According to sophomore and TSC executive board member Anna Lello−Smith, the transition from a plastic theme to a more general theme of sustainability has served to broaden the focus of the group.
"It has broadened from this one campaign to a general support network which they'll pick a specific campaign for each year or semester," Lello−Smith explained.
The format for the TAP campaign came from an Experimental College course taught by Office of Sustainability Program Director Tina Woolston. Woolston's class was responsible for initiating trayless dining in Dewick and Carmichael and for encouraging the implementation of default double−sided printing in the library.
When the TAP campaign became larger than the confines of the class, it moved to fall under TSC, Kidewell explained. "Since the campaigns [from Woolston's class] have been so successful, we are modeling our campaigns after the class."
According to Sandiford, TSC hopes to apply this format and curriculum not only to its campaigns, but also to training for current members. "Essentially we have built into SAS a framework in which we teach members who want to learn how to run their own campaign and organize, based off of the ExCollege class and applying Tina Woolston's curriculum," he said.
Through this approach, TSC will have a means of grooming its members for leadership positions so that the organization can get off to a strong start each year. Kidwell and Lello−Smith both said they hoped to see incoming freshmen assuming responsibilities in TSC in the coming year. "It seemed like there was a lot of interest at the GIM so hopefully we'll get some new freshmen who would be interested in taking on a leadership role, and maybe leaders from some of the braches will want to take on a leadership role. Also, hopefully we'll have a new generation that will be able to take on a role," Lello−Smith said.
Additionally, TSC hopes to become more of a presence on campus. "We're trying to increase our visibility. We want people to know what it is and that these changes that some people don't even notice are happening with small events, table at the farmers' market, and other little things," Kidwell said.
TSC expects that it will find support coming to them from the top, as University President Anthony Monaco has taken sustainability under his wing as an initial priority for his tenure.
Sandiford and others wrote a letter to Monaco during the summer break, encouraging him to become involved with sustainability efforts on campus. Monaco replied to the letter, saying that he would be interested in chairing a committee on sustainability.
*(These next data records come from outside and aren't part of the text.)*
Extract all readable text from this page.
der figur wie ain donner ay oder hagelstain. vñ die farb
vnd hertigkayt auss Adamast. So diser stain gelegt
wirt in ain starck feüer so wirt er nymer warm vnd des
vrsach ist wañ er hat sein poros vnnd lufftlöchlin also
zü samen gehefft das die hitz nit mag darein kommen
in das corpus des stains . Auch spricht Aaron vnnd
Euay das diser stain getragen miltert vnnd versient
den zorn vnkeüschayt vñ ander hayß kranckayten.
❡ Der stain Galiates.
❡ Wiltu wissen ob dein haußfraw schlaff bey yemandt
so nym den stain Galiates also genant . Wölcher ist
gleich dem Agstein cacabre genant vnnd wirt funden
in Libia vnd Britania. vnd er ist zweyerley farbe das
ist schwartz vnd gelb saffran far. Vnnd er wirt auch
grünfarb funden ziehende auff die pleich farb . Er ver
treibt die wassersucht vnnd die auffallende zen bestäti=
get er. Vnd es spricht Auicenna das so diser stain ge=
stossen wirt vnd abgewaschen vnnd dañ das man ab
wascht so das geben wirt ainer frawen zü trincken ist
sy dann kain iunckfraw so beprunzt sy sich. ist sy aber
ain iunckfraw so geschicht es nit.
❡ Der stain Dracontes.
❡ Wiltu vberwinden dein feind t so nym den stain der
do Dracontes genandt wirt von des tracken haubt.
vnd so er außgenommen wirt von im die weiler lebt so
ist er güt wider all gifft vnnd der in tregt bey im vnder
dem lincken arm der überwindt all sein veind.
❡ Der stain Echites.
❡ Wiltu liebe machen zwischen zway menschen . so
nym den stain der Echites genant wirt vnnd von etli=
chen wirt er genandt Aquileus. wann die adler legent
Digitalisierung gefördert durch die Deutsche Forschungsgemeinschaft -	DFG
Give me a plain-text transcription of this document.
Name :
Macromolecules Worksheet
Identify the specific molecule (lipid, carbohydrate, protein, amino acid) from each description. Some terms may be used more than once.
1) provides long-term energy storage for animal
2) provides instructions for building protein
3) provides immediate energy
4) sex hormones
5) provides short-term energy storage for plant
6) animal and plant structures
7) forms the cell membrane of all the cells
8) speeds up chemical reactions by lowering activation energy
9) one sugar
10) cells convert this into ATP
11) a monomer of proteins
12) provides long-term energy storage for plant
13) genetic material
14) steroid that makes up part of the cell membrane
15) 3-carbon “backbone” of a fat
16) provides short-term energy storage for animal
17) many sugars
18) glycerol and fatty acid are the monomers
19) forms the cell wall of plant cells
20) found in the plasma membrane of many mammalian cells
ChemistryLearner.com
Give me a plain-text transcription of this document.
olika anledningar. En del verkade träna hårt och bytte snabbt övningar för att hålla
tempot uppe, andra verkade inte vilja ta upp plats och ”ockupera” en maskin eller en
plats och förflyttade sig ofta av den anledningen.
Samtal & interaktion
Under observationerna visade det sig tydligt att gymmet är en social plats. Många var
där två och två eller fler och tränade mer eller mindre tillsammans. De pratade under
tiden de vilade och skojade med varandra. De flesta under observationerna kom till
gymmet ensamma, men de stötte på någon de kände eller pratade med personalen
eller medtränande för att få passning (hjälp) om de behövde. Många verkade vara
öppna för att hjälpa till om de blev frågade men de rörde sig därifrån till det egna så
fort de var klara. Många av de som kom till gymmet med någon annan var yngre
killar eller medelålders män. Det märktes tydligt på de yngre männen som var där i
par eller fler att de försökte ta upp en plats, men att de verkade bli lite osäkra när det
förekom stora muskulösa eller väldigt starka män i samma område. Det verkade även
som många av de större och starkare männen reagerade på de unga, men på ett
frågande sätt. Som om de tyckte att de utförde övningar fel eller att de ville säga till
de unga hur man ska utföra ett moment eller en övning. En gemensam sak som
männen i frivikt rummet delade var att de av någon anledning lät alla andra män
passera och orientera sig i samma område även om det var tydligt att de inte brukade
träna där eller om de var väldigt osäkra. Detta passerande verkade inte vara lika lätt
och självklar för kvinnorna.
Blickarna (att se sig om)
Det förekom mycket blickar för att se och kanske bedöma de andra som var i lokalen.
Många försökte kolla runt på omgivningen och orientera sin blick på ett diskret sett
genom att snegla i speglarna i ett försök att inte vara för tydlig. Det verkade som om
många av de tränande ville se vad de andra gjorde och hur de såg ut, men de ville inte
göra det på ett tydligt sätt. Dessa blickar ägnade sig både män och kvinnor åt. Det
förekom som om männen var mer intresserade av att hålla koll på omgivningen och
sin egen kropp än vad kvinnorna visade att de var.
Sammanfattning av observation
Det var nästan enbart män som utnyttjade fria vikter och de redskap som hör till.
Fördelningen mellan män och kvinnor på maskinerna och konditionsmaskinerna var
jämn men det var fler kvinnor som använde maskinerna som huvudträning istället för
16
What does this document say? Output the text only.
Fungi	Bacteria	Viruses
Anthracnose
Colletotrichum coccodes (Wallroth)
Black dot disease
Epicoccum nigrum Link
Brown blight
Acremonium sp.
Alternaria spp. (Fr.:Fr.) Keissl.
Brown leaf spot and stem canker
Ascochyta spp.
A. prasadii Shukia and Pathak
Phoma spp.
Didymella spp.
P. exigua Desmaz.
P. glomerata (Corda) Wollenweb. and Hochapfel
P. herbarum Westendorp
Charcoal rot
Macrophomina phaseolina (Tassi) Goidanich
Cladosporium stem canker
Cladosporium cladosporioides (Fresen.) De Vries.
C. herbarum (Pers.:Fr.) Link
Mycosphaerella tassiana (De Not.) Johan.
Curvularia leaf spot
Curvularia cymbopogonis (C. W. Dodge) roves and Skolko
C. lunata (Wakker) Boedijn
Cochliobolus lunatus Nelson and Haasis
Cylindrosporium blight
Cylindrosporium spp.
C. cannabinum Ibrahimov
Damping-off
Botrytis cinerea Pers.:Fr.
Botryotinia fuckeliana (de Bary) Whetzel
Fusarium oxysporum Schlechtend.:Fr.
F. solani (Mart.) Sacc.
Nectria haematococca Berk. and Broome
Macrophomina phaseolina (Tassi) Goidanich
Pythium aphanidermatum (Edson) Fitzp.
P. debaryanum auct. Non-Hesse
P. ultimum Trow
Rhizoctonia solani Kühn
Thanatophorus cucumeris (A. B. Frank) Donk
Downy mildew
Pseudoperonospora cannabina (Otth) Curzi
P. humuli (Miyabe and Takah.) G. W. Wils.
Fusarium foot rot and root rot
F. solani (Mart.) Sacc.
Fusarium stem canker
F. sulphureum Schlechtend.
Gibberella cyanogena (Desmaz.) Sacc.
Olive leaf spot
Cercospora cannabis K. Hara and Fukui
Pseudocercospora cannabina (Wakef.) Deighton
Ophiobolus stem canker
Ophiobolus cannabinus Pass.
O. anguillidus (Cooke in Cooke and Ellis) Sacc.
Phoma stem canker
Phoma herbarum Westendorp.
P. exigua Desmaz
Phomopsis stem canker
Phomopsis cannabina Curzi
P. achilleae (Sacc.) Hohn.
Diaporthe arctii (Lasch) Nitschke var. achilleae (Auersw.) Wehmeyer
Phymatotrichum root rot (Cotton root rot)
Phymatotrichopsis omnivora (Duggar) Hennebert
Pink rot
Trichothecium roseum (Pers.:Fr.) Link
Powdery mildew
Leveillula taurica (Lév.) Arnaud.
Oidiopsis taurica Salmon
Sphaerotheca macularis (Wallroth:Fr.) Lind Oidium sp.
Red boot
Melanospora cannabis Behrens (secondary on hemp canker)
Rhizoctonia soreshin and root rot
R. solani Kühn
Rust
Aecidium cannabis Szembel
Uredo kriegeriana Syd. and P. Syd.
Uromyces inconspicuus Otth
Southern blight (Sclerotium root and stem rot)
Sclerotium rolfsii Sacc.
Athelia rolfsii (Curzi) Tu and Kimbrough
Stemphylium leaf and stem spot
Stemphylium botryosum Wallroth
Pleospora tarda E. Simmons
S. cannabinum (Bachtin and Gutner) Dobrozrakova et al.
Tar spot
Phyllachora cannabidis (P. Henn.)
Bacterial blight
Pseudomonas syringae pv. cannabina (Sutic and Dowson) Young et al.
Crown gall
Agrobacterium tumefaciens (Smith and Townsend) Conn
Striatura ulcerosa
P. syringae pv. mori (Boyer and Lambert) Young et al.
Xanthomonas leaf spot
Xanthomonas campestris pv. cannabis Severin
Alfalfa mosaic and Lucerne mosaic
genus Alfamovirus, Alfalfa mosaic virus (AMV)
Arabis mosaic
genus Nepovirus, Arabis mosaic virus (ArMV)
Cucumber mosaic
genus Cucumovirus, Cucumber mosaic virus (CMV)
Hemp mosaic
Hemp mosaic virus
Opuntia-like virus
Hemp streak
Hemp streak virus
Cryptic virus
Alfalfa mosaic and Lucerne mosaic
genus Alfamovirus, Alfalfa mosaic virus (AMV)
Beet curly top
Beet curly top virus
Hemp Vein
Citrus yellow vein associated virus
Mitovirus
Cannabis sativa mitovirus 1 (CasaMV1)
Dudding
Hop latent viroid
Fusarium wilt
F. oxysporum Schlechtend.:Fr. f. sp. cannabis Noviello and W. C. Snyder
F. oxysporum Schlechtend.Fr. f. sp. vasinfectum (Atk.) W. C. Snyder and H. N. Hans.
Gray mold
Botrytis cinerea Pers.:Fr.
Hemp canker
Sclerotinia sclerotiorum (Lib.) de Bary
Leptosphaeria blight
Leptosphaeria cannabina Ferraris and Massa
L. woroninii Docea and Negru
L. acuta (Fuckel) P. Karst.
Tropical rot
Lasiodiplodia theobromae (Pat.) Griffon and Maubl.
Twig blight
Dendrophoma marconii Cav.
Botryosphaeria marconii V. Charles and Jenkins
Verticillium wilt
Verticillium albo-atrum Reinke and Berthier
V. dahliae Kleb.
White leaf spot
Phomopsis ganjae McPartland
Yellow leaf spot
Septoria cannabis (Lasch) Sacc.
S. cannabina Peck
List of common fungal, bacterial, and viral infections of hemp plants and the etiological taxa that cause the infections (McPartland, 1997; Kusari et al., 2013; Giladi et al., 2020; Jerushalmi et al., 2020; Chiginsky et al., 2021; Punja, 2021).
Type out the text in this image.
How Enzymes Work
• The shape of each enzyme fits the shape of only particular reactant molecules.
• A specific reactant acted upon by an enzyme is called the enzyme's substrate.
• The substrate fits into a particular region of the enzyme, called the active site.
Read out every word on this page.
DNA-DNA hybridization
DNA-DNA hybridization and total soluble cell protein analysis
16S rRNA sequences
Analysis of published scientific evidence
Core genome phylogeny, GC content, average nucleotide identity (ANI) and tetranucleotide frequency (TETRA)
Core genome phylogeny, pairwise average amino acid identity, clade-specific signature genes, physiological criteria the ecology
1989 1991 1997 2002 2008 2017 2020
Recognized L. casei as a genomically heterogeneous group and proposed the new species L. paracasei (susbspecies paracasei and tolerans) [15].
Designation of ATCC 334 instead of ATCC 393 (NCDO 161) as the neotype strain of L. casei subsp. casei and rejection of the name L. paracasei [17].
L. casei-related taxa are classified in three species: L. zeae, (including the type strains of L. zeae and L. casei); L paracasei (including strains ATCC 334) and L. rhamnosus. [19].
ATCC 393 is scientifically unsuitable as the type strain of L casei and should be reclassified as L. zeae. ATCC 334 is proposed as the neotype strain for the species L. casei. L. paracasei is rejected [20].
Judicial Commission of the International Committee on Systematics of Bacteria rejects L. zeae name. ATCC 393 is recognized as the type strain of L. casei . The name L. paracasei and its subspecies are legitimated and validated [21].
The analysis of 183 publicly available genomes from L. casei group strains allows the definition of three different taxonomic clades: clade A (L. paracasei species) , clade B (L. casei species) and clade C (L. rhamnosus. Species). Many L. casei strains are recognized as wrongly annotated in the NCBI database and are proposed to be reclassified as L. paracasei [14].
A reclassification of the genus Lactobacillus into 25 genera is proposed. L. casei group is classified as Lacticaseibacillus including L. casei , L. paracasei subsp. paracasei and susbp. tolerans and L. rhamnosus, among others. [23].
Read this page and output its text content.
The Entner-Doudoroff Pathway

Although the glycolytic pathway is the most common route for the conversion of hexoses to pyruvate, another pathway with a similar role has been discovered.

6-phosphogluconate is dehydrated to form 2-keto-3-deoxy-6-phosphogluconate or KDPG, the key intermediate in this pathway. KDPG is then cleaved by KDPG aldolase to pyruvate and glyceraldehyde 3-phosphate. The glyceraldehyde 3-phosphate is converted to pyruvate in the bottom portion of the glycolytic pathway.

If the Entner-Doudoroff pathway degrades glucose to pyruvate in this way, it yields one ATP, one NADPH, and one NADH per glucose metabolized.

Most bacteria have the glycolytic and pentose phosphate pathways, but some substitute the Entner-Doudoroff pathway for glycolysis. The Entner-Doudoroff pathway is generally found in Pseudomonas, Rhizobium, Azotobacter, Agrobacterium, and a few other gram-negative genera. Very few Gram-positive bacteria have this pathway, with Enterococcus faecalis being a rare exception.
Sandiford said that he wants to work with Monaco's administration to form a task force with students, faculty, and staff.
"I am looking forward to working with [Monaco]. He has shown a sharp contrast to the end of [former University President Lawrence] Bacow's presidency, showing that he wants to hear from students," Sandiford said.
Sandiford hopes that this interest indicates a less passive take from the administration on sustainability efforts on campus.
"It is important that although the school has been proactive, it has not taken an assertive voice form the administration," he said.